Cotoyant des auteurs déjà très fameux comme René Goscinny, Fred, Morris, Albert Uderzo, Jean-Michel Charlier entres autres, Claire Bretécher assiste donc à la première parution de Cellulite, Salade pour Cellulite un récit complet en cinq planches qui sera suivi par quelques autres et enfin par cinq histoires à suivre à compter du 12 novembre 1970.

La carrière de Bretécher s’était, jusque là, surtout cantonnée à des histoires pour la jeunesse qu’elle publiait dans divers hebdomadaires, en particulier Spirou. Cette fois, il lui est désormais possible de s’adresser à un public plus “adulte”. Princesse d’une exceptionnelle laideur, Cellulite fait le drame de son roi de père, lequel a une idée fixe : lui trouver un mari… Notre princesse elle-même n’aspire qu’à convoler en de justes noces… mais les prétendants sont rares et la “belle” très exigeante car il lui faut trouver le prince charmant.

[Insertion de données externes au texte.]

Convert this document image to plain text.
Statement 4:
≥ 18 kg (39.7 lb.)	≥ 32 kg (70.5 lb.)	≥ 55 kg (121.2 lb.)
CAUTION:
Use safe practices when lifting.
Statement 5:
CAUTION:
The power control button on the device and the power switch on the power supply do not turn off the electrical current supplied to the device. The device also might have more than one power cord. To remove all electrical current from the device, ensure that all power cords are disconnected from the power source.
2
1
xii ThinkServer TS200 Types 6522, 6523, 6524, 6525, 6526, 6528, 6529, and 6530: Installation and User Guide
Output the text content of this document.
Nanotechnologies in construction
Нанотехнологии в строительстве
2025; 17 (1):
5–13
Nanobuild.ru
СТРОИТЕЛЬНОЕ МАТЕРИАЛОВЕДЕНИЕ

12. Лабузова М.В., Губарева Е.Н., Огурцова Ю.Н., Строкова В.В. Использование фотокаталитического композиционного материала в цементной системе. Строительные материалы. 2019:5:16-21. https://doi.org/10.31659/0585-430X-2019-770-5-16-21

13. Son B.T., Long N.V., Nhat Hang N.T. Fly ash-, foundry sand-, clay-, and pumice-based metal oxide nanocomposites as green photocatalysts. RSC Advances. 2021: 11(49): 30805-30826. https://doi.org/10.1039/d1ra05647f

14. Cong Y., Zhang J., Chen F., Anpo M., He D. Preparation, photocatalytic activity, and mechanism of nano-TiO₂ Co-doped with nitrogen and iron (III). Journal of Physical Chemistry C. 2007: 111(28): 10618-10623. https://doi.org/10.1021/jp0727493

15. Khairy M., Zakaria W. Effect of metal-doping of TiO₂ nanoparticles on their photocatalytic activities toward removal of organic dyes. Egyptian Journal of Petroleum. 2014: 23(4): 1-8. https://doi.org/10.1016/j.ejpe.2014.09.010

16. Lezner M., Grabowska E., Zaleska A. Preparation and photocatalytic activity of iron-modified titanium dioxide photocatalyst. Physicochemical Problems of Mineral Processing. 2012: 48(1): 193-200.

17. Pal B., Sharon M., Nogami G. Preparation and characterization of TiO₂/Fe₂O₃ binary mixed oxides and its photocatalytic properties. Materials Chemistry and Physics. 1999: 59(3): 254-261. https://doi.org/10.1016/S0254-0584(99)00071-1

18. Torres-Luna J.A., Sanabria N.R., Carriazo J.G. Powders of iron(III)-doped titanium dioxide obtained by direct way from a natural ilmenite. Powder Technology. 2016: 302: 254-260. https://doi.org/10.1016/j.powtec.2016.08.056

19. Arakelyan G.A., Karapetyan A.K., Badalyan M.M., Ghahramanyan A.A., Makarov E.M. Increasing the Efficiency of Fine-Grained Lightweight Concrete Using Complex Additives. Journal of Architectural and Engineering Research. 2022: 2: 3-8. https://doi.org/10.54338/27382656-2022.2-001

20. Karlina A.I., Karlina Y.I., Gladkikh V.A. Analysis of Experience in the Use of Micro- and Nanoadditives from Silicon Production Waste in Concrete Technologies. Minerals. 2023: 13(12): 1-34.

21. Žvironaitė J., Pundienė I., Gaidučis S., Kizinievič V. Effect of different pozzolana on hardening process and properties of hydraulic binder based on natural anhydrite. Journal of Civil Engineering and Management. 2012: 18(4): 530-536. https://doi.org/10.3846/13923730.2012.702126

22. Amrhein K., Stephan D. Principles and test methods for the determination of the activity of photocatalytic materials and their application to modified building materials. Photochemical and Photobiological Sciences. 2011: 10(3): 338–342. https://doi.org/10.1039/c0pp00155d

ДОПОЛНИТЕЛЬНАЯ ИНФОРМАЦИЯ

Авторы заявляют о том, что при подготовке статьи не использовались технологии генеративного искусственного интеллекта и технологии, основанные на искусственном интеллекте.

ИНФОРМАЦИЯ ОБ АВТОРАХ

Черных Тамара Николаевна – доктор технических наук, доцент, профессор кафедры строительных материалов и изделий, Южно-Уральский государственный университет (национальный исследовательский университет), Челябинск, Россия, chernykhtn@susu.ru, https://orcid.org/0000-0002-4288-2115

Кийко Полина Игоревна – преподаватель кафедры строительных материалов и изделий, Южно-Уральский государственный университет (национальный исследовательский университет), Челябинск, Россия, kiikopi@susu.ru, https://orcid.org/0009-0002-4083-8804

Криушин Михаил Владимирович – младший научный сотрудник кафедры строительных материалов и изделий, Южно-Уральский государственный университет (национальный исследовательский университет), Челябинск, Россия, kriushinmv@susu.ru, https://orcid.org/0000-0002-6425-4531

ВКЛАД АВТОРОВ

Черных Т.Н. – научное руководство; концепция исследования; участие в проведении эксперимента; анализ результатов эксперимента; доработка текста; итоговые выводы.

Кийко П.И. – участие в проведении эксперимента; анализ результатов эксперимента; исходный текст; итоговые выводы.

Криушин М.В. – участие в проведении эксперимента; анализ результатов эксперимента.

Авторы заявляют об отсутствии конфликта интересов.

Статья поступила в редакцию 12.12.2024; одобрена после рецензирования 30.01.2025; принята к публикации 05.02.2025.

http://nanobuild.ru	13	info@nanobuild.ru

Femme libérée mais très encombrante, Cellulite s’est alors affirmée comme un des personnages clefs du journal Pilote. Merveille d’humour grinçant, cette série préfigure les célèbrissimes Frustrés sans oublier les délicieuses créations de Bretécher au sein du fameux magazine L’Echo des Savanes.

Le conte de fées s’interrompt en 1977, mais notre héroïne aura bienheureusement fait entretemps l’objet de deux albums chez Dargaud Editeur : Les Etats d’âmes de Cellulite en 1972 et Les Angoisses de Cellulite en 1974.